1. Normalizing our data at the right time
Let’s consider our normalization of data. Normalization makes the mean and standard deviation of the field ‘normal’. If you do this before splitting your data, you will be leaking information into the model, as it will be able to ‘fill in the gaps’.
Similarly, if you’re going to use cross validation to tune your hyper parameters, you should do this before normalizing your data because cross validation further divides your dataset into smaller subsets & hence, it’s just the same as above; you’re telling it the answer.
2. Removing Duplication
This is obvious, right? If you have duplicated data between your test and training datasets, you will be giving the model the correct answer – and duplication can come in two forms: exact duplication of the entire record or duplication in certain fields.
If you were an email spammer for example, the text of your record would be the same across thousands of records, but you probably put Dear XXX at the top, where the name of the person changes and the timestamp of the record would be different. In this instance, we can use a fuzzy match to determine if it is really a duplicate.
3. Splitting data at the right time
You should split your dataset before any of your preprocessing steps & run those steps independently on the two portions of the split dataset to remove the risk of leakage as much as possible.

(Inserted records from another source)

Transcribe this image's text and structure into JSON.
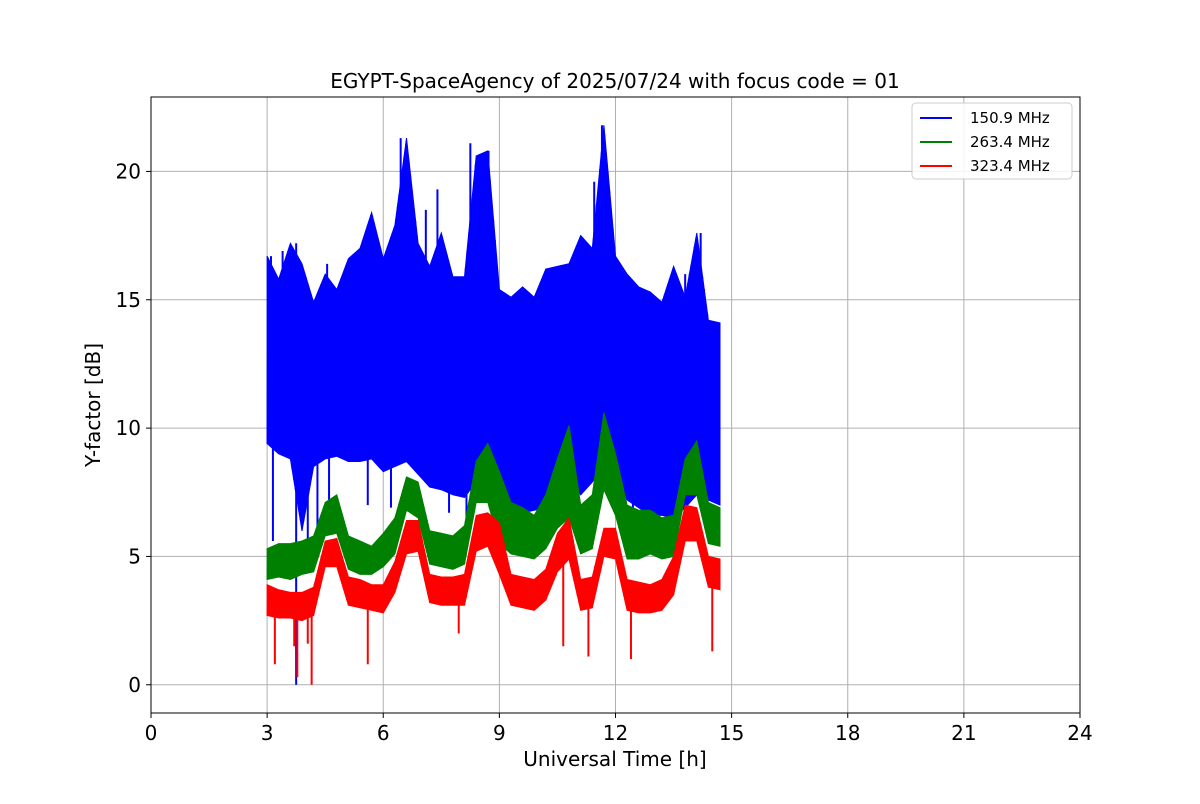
{
  "chart_data": {
    "type": "line",
    "title": "EGYPT-SpaceAgency of 2025/07/24 with focus code = 01",
    "xlabel": "Universal Time [h]",
    "ylabel": "Y-factor [dB]",
    "xlim": [
      0,
      24
    ],
    "ylim": [
      -1.1,
      22.9
    ],
    "xticks": [
      0,
      3,
      6,
      9,
      12,
      15,
      18,
      21,
      24
    ],
    "yticks": [
      0,
      5,
      10,
      15,
      20
    ],
    "grid": true,
    "legend_position": "top-right",
    "series": [
      {
        "name": "150.9 MHz",
        "color": "#0000ff",
        "x": [
          3.0,
          3.3,
          3.6,
          3.9,
          4.2,
          4.5,
          4.8,
          5.1,
          5.4,
          5.7,
          6.0,
          6.3,
          6.6,
          6.9,
          7.2,
          7.5,
          7.8,
          8.1,
          8.4,
          8.7,
          9.0,
          9.3,
          9.6,
          9.9,
          10.2,
          10.5,
          10.8,
          11.1,
          11.4,
          11.7,
          12.0,
          12.3,
          12.6,
          12.9,
          13.2,
          13.5,
          13.8,
          14.1,
          14.4,
          14.7
        ],
        "y": [
          11.8,
          12.1,
          11.6,
          11.9,
          11.4,
          11.7,
          11.9,
          11.6,
          11.8,
          12.0,
          11.9,
          11.9,
          11.9,
          11.7,
          11.4,
          11.3,
          10.8,
          10.6,
          11.0,
          11.5,
          11.0,
          10.7,
          10.4,
          10.2,
          10.6,
          11.0,
          11.2,
          11.1,
          11.3,
          11.6,
          11.3,
          10.9,
          10.6,
          10.8,
          10.4,
          10.1,
          10.3,
          10.6,
          10.3,
          10.8
        ],
        "min": [
          9.4,
          9.0,
          8.8,
          6.0,
          8.5,
          8.8,
          8.9,
          8.7,
          8.7,
          8.8,
          8.3,
          8.5,
          8.7,
          8.2,
          7.7,
          7.6,
          7.4,
          7.3,
          7.9,
          8.1,
          7.3,
          7.0,
          6.7,
          6.8,
          6.9,
          7.6,
          8.0,
          7.4,
          7.9,
          8.5,
          8.0,
          7.2,
          6.9,
          6.6,
          6.6,
          6.5,
          6.9,
          7.4,
          7.2,
          7.0
        ],
        "max": [
          16.7,
          15.8,
          17.2,
          16.4,
          14.9,
          16.0,
          15.4,
          16.6,
          17.0,
          18.4,
          16.6,
          17.9,
          21.3,
          17.2,
          16.3,
          17.6,
          15.9,
          15.9,
          20.6,
          20.8,
          15.4,
          15.1,
          15.5,
          15.1,
          16.2,
          16.3,
          16.4,
          17.5,
          17.0,
          21.8,
          16.7,
          16.0,
          15.5,
          15.3,
          14.9,
          16.3,
          15.1,
          17.6,
          14.2,
          14.1
        ],
        "dips": [
          [
            3.75,
            0.0
          ],
          [
            3.15,
            5.6
          ],
          [
            4.05,
            5.6
          ],
          [
            4.3,
            5.3
          ],
          [
            4.6,
            6.7
          ],
          [
            5.6,
            7.0
          ],
          [
            6.2,
            6.9
          ],
          [
            7.7,
            6.7
          ],
          [
            8.15,
            6.3
          ],
          [
            9.55,
            6.3
          ],
          [
            12.45,
            6.2
          ],
          [
            13.6,
            6.3
          ]
        ],
        "spikes": [
          [
            3.1,
            16.7
          ],
          [
            3.4,
            16.9
          ],
          [
            3.75,
            17.2
          ],
          [
            4.55,
            16.4
          ],
          [
            5.5,
            17.2
          ],
          [
            5.7,
            18.3
          ],
          [
            6.45,
            21.3
          ],
          [
            6.55,
            18.6
          ],
          [
            7.1,
            18.5
          ],
          [
            7.4,
            19.3
          ],
          [
            8.25,
            21.1
          ],
          [
            8.55,
            20.6
          ],
          [
            8.72,
            20.8
          ],
          [
            10.35,
            16.2
          ],
          [
            10.85,
            16.5
          ],
          [
            11.1,
            17.4
          ],
          [
            11.45,
            19.6
          ],
          [
            11.65,
            21.8
          ],
          [
            11.8,
            17.1
          ],
          [
            13.8,
            16.0
          ],
          [
            14.2,
            17.6
          ]
        ]
      },
      {
        "name": "263.4 MHz",
        "color": "#008000",
        "x": [
          3.0,
          3.3,
          3.6,
          3.9,
          4.2,
          4.5,
          4.8,
          5.1,
          5.4,
          5.7,
          6.0,
          6.3,
          6.6,
          6.9,
          7.2,
          7.5,
          7.8,
          8.1,
          8.4,
          8.7,
          9.0,
          9.3,
          9.6,
          9.9,
          10.2,
          10.5,
          10.8,
          11.1,
          11.4,
          11.7,
          12.0,
          12.3,
          12.6,
          12.9,
          13.2,
          13.5,
          13.8,
          14.1,
          14.4,
          14.7
        ],
        "y": [
          4.7,
          4.8,
          4.8,
          4.9,
          5.1,
          6.5,
          6.8,
          5.1,
          4.9,
          4.8,
          5.2,
          5.8,
          7.5,
          7.2,
          5.3,
          5.2,
          5.1,
          5.4,
          7.9,
          7.8,
          7.0,
          6.0,
          5.8,
          5.6,
          6.3,
          7.5,
          9.5,
          6.1,
          6.4,
          9.0,
          8.0,
          6.0,
          5.8,
          5.9,
          5.6,
          5.8,
          8.1,
          8.3,
          6.3,
          6.1
        ],
        "min": [
          4.1,
          4.2,
          4.1,
          4.3,
          4.4,
          5.8,
          5.9,
          4.5,
          4.3,
          4.3,
          4.6,
          5.1,
          6.8,
          6.5,
          4.7,
          4.6,
          4.5,
          4.7,
          7.1,
          7.1,
          5.5,
          5.1,
          5.0,
          4.9,
          5.3,
          6.1,
          6.5,
          5.1,
          5.3,
          7.6,
          6.6,
          4.9,
          4.9,
          5.1,
          4.9,
          5.0,
          7.4,
          7.4,
          5.5,
          5.4
        ],
        "max": [
          5.3,
          5.5,
          5.5,
          5.6,
          5.8,
          7.1,
          7.4,
          5.8,
          5.6,
          5.4,
          5.9,
          6.5,
          8.1,
          7.9,
          6.0,
          5.9,
          5.8,
          6.2,
          8.7,
          9.4,
          8.3,
          7.1,
          6.9,
          6.6,
          7.4,
          8.8,
          10.1,
          7.0,
          7.4,
          10.6,
          9.0,
          7.0,
          6.8,
          6.8,
          6.5,
          6.6,
          8.8,
          9.5,
          7.1,
          6.9
        ]
      },
      {
        "name": "323.4 MHz",
        "color": "#ff0000",
        "x": [
          3.0,
          3.3,
          3.6,
          3.9,
          4.2,
          4.5,
          4.8,
          5.1,
          5.4,
          5.7,
          6.0,
          6.3,
          6.6,
          6.9,
          7.2,
          7.5,
          7.8,
          8.1,
          8.4,
          8.7,
          9.0,
          9.3,
          9.6,
          9.9,
          10.2,
          10.5,
          10.8,
          11.1,
          11.4,
          11.7,
          12.0,
          12.3,
          12.6,
          12.9,
          13.2,
          13.5,
          13.8,
          14.1,
          14.4,
          14.7
        ],
        "y": [
          3.3,
          3.1,
          3.1,
          3.1,
          3.3,
          5.1,
          5.2,
          3.7,
          3.6,
          3.4,
          3.4,
          4.2,
          5.7,
          5.8,
          3.8,
          3.7,
          3.7,
          3.7,
          5.9,
          6.1,
          5.7,
          3.7,
          3.6,
          3.5,
          3.9,
          5.2,
          5.9,
          3.5,
          3.6,
          5.5,
          5.6,
          3.5,
          3.4,
          3.4,
          3.5,
          4.3,
          6.3,
          6.2,
          4.4,
          4.3
        ],
        "min": [
          2.7,
          2.6,
          2.6,
          2.5,
          2.7,
          4.6,
          4.6,
          3.1,
          3.0,
          2.9,
          2.8,
          3.6,
          5.1,
          5.2,
          3.2,
          3.1,
          3.1,
          3.1,
          5.2,
          5.4,
          4.3,
          3.1,
          3.0,
          2.9,
          3.3,
          4.4,
          4.9,
          2.9,
          3.0,
          5.0,
          4.9,
          2.9,
          2.8,
          2.8,
          2.9,
          3.5,
          5.6,
          5.6,
          3.8,
          3.7
        ],
        "max": [
          3.9,
          3.7,
          3.6,
          3.6,
          3.8,
          5.6,
          5.7,
          4.2,
          4.1,
          3.9,
          3.9,
          4.8,
          6.4,
          6.4,
          4.3,
          4.2,
          4.2,
          4.3,
          6.6,
          6.7,
          6.3,
          4.3,
          4.2,
          4.1,
          4.5,
          5.9,
          6.5,
          4.1,
          4.2,
          6.1,
          6.1,
          4.1,
          4.0,
          3.9,
          4.1,
          5.0,
          7.0,
          6.9,
          5.0,
          4.9
        ],
        "dips": [
          [
            3.2,
            0.8
          ],
          [
            3.7,
            1.5
          ],
          [
            3.78,
            0.3
          ],
          [
            4.15,
            0.0
          ],
          [
            4.05,
            1.6
          ],
          [
            5.6,
            0.8
          ],
          [
            7.95,
            2.0
          ],
          [
            10.65,
            1.5
          ],
          [
            11.3,
            1.1
          ],
          [
            12.4,
            1.0
          ],
          [
            14.5,
            1.3
          ]
        ]
      }
    ]
  }
}
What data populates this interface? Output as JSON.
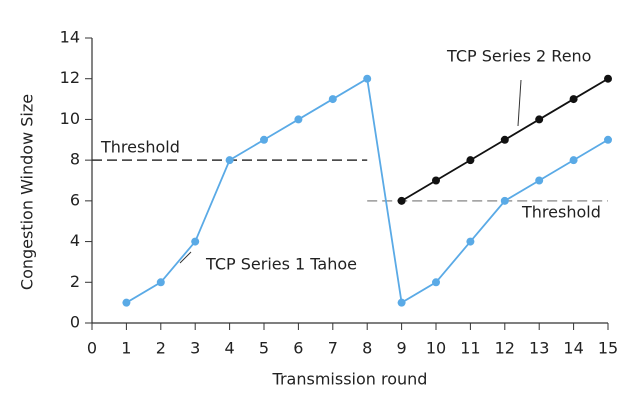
{
  "chart_data": {
    "type": "line",
    "x_label": "Transmission round",
    "y_label": "Congestion Window Size",
    "xlim": [
      0,
      15
    ],
    "xticks": [
      0,
      1,
      2,
      3,
      4,
      5,
      6,
      7,
      8,
      9,
      10,
      11,
      12,
      13,
      14,
      15
    ],
    "ylim": [
      0,
      14
    ],
    "yticks": [
      0,
      2,
      4,
      6,
      8,
      10,
      12,
      14
    ],
    "grid": false,
    "series": [
      {
        "name": "TCP Series 1 Tahoe",
        "color": "#5aaae6",
        "x": [
          1,
          2,
          3,
          4,
          5,
          6,
          7,
          8,
          9,
          10,
          11,
          12,
          13,
          14,
          15
        ],
        "values": [
          1,
          2,
          4,
          8,
          9,
          10,
          11,
          12,
          1,
          2,
          4,
          6,
          7,
          8,
          9
        ]
      },
      {
        "name": "TCP Series 2 Reno",
        "color": "#111111",
        "x": [
          9,
          10,
          11,
          12,
          13,
          14,
          15
        ],
        "values": [
          6,
          7,
          8,
          9,
          10,
          11,
          12
        ]
      }
    ],
    "thresholds": [
      {
        "label": "Threshold",
        "value": 8,
        "x": [
          0,
          8
        ]
      },
      {
        "label": "Threshold",
        "value": 6,
        "x": [
          8,
          15
        ]
      }
    ]
  }
}
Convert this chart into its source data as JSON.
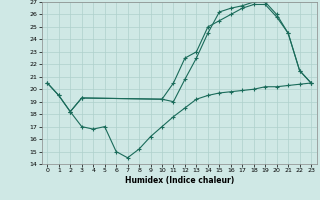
{
  "xlabel": "Humidex (Indice chaleur)",
  "bg_color": "#cfe8e5",
  "grid_color": "#afd0cc",
  "line_color": "#1a6b5a",
  "xlim": [
    -0.5,
    23.5
  ],
  "ylim": [
    14,
    27
  ],
  "xticks": [
    0,
    1,
    2,
    3,
    4,
    5,
    6,
    7,
    8,
    9,
    10,
    11,
    12,
    13,
    14,
    15,
    16,
    17,
    18,
    19,
    20,
    21,
    22,
    23
  ],
  "yticks": [
    14,
    15,
    16,
    17,
    18,
    19,
    20,
    21,
    22,
    23,
    24,
    25,
    26,
    27
  ],
  "series": [
    {
      "x": [
        0,
        1,
        2,
        3,
        10,
        11,
        12,
        13,
        14,
        15,
        16,
        17,
        18,
        19,
        20,
        21,
        22,
        23
      ],
      "y": [
        20.5,
        19.5,
        18.2,
        19.3,
        19.2,
        19.0,
        20.8,
        22.5,
        24.5,
        26.2,
        26.5,
        26.7,
        27.0,
        27.0,
        26.0,
        24.5,
        21.5,
        20.5
      ]
    },
    {
      "x": [
        0,
        1,
        2,
        3,
        4,
        5,
        6,
        7,
        8,
        9,
        10,
        11,
        12,
        13,
        14,
        15,
        16,
        17,
        18,
        19,
        20,
        21,
        22,
        23
      ],
      "y": [
        20.5,
        19.5,
        18.2,
        17.0,
        16.8,
        17.0,
        15.0,
        14.5,
        15.2,
        16.2,
        17.0,
        17.8,
        18.5,
        19.2,
        19.5,
        19.7,
        19.8,
        19.9,
        20.0,
        20.2,
        20.2,
        20.3,
        20.4,
        20.5
      ]
    },
    {
      "x": [
        2,
        3,
        10,
        11,
        12,
        13,
        14,
        15,
        16,
        17,
        18,
        19,
        20,
        21,
        22,
        23
      ],
      "y": [
        18.2,
        19.3,
        19.2,
        20.5,
        22.5,
        23.0,
        25.0,
        25.5,
        26.0,
        26.5,
        26.8,
        26.8,
        25.8,
        24.5,
        21.5,
        20.5
      ]
    }
  ]
}
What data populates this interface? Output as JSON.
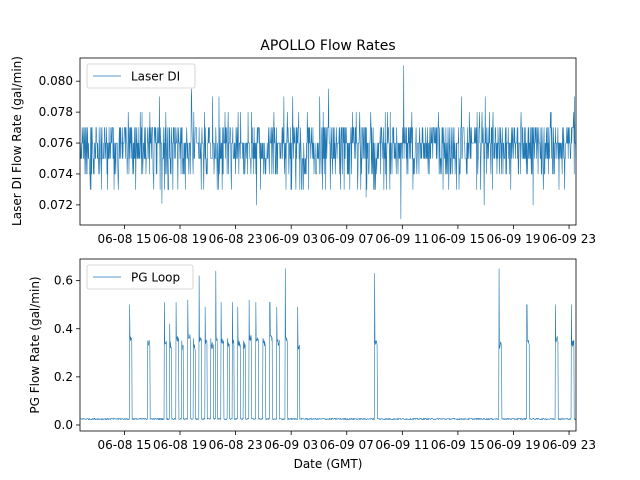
{
  "figure": {
    "title": "APOLLO Flow Rates",
    "xlabel": "Date (GMT)"
  },
  "chart_data": [
    {
      "type": "line",
      "title": "APOLLO Flow Rates",
      "xlabel": "",
      "ylabel": "Laser DI Flow Rate (gal/min)",
      "x_tick_labels": [
        "06-08 15",
        "06-08 19",
        "06-08 23",
        "06-09 03",
        "06-09 07",
        "06-09 11",
        "06-09 15",
        "06-09 19",
        "06-09 23"
      ],
      "x_ticks_hours": [
        15,
        19,
        23,
        27,
        31,
        35,
        39,
        43,
        47
      ],
      "xlim_hours": [
        11.8,
        47.5
      ],
      "y_ticks": [
        0.072,
        0.074,
        0.076,
        0.078,
        0.08
      ],
      "y_tick_labels": [
        "0.072",
        "0.074",
        "0.076",
        "0.078",
        "0.080"
      ],
      "ylim": [
        0.0707,
        0.0815
      ],
      "legend": {
        "position": "upper-left",
        "entries": [
          "Laser DI"
        ]
      },
      "grid": false,
      "color": "#1f77b4",
      "series": [
        {
          "name": "Laser DI",
          "x_hours_start": 11.8,
          "x_hours_end": 47.5,
          "baseline_values": [
            0.075,
            0.076,
            0.077,
            0.074,
            0.076,
            0.075,
            0.077,
            0.076
          ],
          "spikes": [
            {
              "x_hours": 35.1,
              "value": 0.081
            },
            {
              "x_hours": 34.9,
              "value": 0.0711
            },
            {
              "x_hours": 17.7,
              "value": 0.0721
            },
            {
              "x_hours": 24.5,
              "value": 0.072
            },
            {
              "x_hours": 32.4,
              "value": 0.0725
            },
            {
              "x_hours": 40.9,
              "value": 0.072
            },
            {
              "x_hours": 44.4,
              "value": 0.072
            },
            {
              "x_hours": 47.4,
              "value": 0.079
            },
            {
              "x_hours": 19.8,
              "value": 0.0795
            },
            {
              "x_hours": 29.7,
              "value": 0.0795
            }
          ]
        }
      ]
    },
    {
      "type": "line",
      "title": "",
      "xlabel": "Date (GMT)",
      "ylabel": "PG Flow Rate (gal/min)",
      "x_tick_labels": [
        "06-08 15",
        "06-08 19",
        "06-08 23",
        "06-09 03",
        "06-09 07",
        "06-09 11",
        "06-09 15",
        "06-09 19",
        "06-09 23"
      ],
      "x_ticks_hours": [
        15,
        19,
        23,
        27,
        31,
        35,
        39,
        43,
        47
      ],
      "xlim_hours": [
        11.8,
        47.5
      ],
      "y_ticks": [
        0.0,
        0.2,
        0.4,
        0.6
      ],
      "y_tick_labels": [
        "0.0",
        "0.2",
        "0.4",
        "0.6"
      ],
      "ylim": [
        -0.025,
        0.69
      ],
      "legend": {
        "position": "upper-left",
        "entries": [
          "PG Loop"
        ]
      },
      "grid": false,
      "color": "#1f77b4",
      "series": [
        {
          "name": "PG Loop",
          "x_hours_start": 11.8,
          "x_hours_end": 47.5,
          "baseline": 0.025,
          "pulses": [
            [
              15.35,
              15.55,
              0.36,
              0.5
            ],
            [
              16.65,
              16.85,
              0.34,
              0.35
            ],
            [
              17.85,
              18.05,
              0.35,
              0.51
            ],
            [
              18.25,
              18.4,
              0.33,
              0.42
            ],
            [
              18.7,
              18.9,
              0.36,
              0.51
            ],
            [
              19.1,
              19.25,
              0.32,
              0.35
            ],
            [
              19.55,
              19.75,
              0.37,
              0.52
            ],
            [
              19.95,
              20.1,
              0.32,
              0.36
            ],
            [
              20.35,
              20.55,
              0.36,
              0.62
            ],
            [
              20.8,
              20.95,
              0.34,
              0.49
            ],
            [
              21.2,
              21.4,
              0.33,
              0.36
            ],
            [
              21.55,
              21.7,
              0.36,
              0.64
            ],
            [
              21.95,
              22.15,
              0.35,
              0.51
            ],
            [
              22.4,
              22.55,
              0.33,
              0.36
            ],
            [
              22.75,
              22.9,
              0.35,
              0.51
            ],
            [
              23.15,
              23.35,
              0.34,
              0.49
            ],
            [
              23.55,
              23.7,
              0.33,
              0.35
            ],
            [
              23.95,
              24.15,
              0.36,
              0.52
            ],
            [
              24.45,
              24.65,
              0.35,
              0.51
            ],
            [
              24.95,
              25.15,
              0.34,
              0.36
            ],
            [
              25.45,
              25.65,
              0.36,
              0.51
            ],
            [
              25.95,
              26.15,
              0.34,
              0.49
            ],
            [
              26.55,
              26.75,
              0.35,
              0.65
            ],
            [
              27.45,
              27.6,
              0.32,
              0.49
            ],
            [
              33.0,
              33.2,
              0.34,
              0.63
            ],
            [
              41.95,
              42.15,
              0.33,
              0.65
            ],
            [
              43.95,
              44.15,
              0.35,
              0.5
            ],
            [
              46.0,
              46.2,
              0.36,
              0.5
            ],
            [
              47.15,
              47.35,
              0.34,
              0.5
            ]
          ]
        }
      ]
    }
  ]
}
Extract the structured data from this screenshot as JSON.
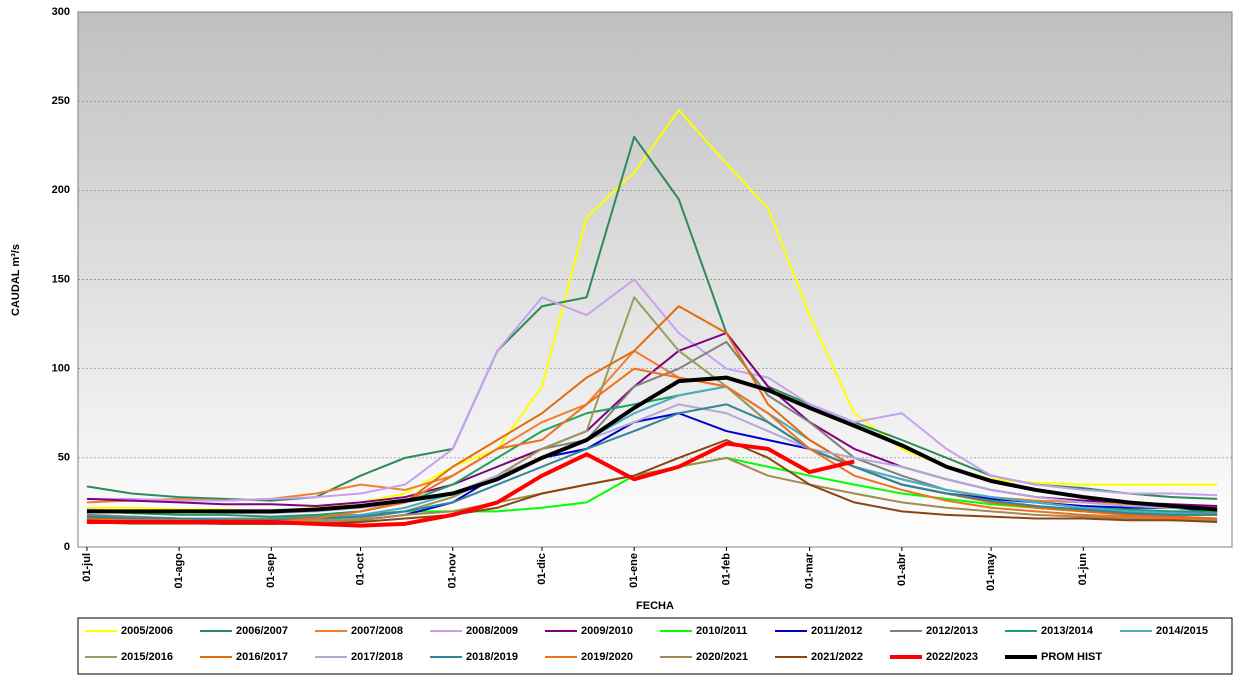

The best thing to do is to leave your test split untouched until the very end to validate your model with a dataset which has the smallest possible risk of being leaked.
4. Choose features wisely
We have the risk of one variable in the dataset being tied to the outcome and not being available when data was collected.
For example, if we have lots of data about someone and we are trying to predict whether they are diabetic & there is a ‘prescribed_insulin’ feature. Well, if they are diabetic, they will have insulin, if they aren’t, they won’t. Hence, this feature is actually tied to the output and will give us near perfect results,
In the real world, when we are trying to predict whether someone is diabetic or not, we will not have information on what they have been prescribed. This is an example of using data from the future to try and predict the past. Hence, we should remove this feature.
Another example would be predicting annual salary given education levels, background, age etc.. If in the dataset, you have a monthly salary field, you’re essentially giving the model a relationship between monthly & yearly salary, hence it will be very accurate.
5. Conduct some serious data exploration
It’s up to us as data scientists to find the really strong links between our input features and the target. Understanding the data on a very deep level will give us a good idea of where leakage may occur.